Un ciudadano convencido del potencial de la acción de tutela siempre encontrará eco en su Juez Constitucional en todos aquellos casos que ameritan su intervención ya que la misión de los togados consiste en garantizar los Derechos Fundamentales y reafirmar el Estado Social de Derecho como una realidad y no como un formalismo o ciencia ficción.

 

Es pertinente cerrar esta reflexión volviendo la mirada a la arquitectura del Gobierno Judicial... La realidad nos ha demostrado que el Consejo Superior de la Judicatura ha fracasado en la gerencia de la Justicia. Pero su fracaso no es consecuencia directa de su estructura sino de las personas que lo representan pues sus “Acuerdos” terminan generando “desacuerdos” por tantas improvisaciones y equívocos.

 

No es exageración: Jueces sin sala de audiencias; servidores sin equipos ni elementos de oficina; incapacidad para resolver situaciones extraordinarias como la tragedia del ascensor de Cali; cultura del arriendo para favorecer a propietarios de edificaciones; el desmejoramiento del Juzgado como célula básica de la administración de justicia para dar prioridad a grandes y hacinados centros de servicios; dar la espalda a la promoción y ascenso de los empleados con más habilidades y competencias priorizando los nombramiento a dedo; tomar la descongestión como una bolsa de empleos y no como una herramienta útil para crear una cultura de la eficiencia; grandes costos en la adquisición de equipos de oficinas, entre otras políticas equivocadas.

 

Lo que se anhela es que el origen de la propuesta nazca verdaderamente desde la misma Justicia (servidores, litigantes y usuarios) y una vez concluida esta primera etapa, debe enviarse a los representantes del Gobierno y a los académicos, para que con ese valioso insumo entonces sí se salga a decir a la opinion pública que la Reforma es fruto del consenso.

 

Es cierto, no es una construcción de un día, pero esa Reforma caminaría segura, con paso fuerte, en la dirección correcta y no se corre el riesgo de volver a defraudar al país judicial y a la opinion pública, por correr a impulsar una carreta vacía y con mucho ruido.

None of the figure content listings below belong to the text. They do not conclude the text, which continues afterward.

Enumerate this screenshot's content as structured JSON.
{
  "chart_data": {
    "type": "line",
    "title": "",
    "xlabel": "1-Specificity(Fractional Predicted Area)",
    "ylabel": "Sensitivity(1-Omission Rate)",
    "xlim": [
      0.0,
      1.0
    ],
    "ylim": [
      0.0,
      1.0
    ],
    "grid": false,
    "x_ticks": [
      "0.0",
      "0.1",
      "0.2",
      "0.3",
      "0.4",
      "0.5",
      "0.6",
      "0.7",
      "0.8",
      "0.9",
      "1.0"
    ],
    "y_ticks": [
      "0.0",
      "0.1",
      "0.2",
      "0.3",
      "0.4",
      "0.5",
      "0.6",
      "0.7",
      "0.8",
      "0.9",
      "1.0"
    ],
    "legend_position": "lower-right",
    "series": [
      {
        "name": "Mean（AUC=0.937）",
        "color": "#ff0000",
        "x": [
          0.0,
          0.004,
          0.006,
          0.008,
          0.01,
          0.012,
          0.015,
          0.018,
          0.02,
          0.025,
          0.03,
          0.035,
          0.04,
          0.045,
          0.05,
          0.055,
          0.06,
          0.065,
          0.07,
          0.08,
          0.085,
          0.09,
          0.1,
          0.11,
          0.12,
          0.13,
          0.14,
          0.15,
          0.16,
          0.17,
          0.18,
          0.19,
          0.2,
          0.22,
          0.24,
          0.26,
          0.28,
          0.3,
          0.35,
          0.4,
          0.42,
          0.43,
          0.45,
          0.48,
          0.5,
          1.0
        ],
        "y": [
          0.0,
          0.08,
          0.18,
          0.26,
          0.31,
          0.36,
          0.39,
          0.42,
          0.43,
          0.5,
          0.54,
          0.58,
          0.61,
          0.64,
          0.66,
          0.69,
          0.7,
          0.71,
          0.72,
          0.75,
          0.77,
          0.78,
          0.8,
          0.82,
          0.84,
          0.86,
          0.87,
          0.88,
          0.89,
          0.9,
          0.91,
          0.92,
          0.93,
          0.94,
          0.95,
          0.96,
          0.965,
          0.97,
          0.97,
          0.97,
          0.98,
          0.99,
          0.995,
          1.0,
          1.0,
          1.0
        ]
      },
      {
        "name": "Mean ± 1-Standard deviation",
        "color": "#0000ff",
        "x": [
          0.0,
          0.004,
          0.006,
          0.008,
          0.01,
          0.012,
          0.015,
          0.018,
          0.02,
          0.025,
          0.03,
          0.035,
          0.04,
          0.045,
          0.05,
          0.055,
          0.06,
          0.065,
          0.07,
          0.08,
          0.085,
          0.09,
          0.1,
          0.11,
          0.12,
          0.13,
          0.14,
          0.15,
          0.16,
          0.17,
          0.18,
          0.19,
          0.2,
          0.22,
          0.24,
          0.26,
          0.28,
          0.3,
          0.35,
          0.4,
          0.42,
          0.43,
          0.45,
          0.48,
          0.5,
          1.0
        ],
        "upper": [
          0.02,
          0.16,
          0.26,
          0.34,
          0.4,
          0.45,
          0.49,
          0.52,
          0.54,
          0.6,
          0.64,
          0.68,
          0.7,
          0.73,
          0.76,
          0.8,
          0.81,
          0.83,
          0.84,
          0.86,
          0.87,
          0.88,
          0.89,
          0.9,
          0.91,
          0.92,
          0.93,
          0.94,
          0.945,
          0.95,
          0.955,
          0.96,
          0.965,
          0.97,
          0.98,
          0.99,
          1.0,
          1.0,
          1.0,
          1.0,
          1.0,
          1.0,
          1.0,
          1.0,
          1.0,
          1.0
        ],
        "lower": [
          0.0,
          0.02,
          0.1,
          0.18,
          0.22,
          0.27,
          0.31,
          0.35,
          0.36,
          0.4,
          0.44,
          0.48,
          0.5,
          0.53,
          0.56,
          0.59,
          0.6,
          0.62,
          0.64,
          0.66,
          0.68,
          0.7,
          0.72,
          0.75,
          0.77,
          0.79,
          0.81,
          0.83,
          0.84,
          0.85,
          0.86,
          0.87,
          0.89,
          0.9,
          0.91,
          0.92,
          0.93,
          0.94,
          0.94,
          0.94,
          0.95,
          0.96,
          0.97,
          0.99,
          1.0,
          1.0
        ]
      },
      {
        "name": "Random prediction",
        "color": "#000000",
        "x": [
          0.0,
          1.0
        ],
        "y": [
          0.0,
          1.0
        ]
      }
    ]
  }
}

Insistimos en que la apuesta debe ser la construcción colectiva.

 

Por último: es bueno que alguien le diga a la Ministra que no puede seguir insistiendo en que va a Reformar a la Justicia a punta de austeridad (sin un peso) y menos este año en que la DIAN nos ha metido la mano en los bolsillos a todos los servidores judiciales sin excepción, hasta el punto que no se salvó ni el Notificador.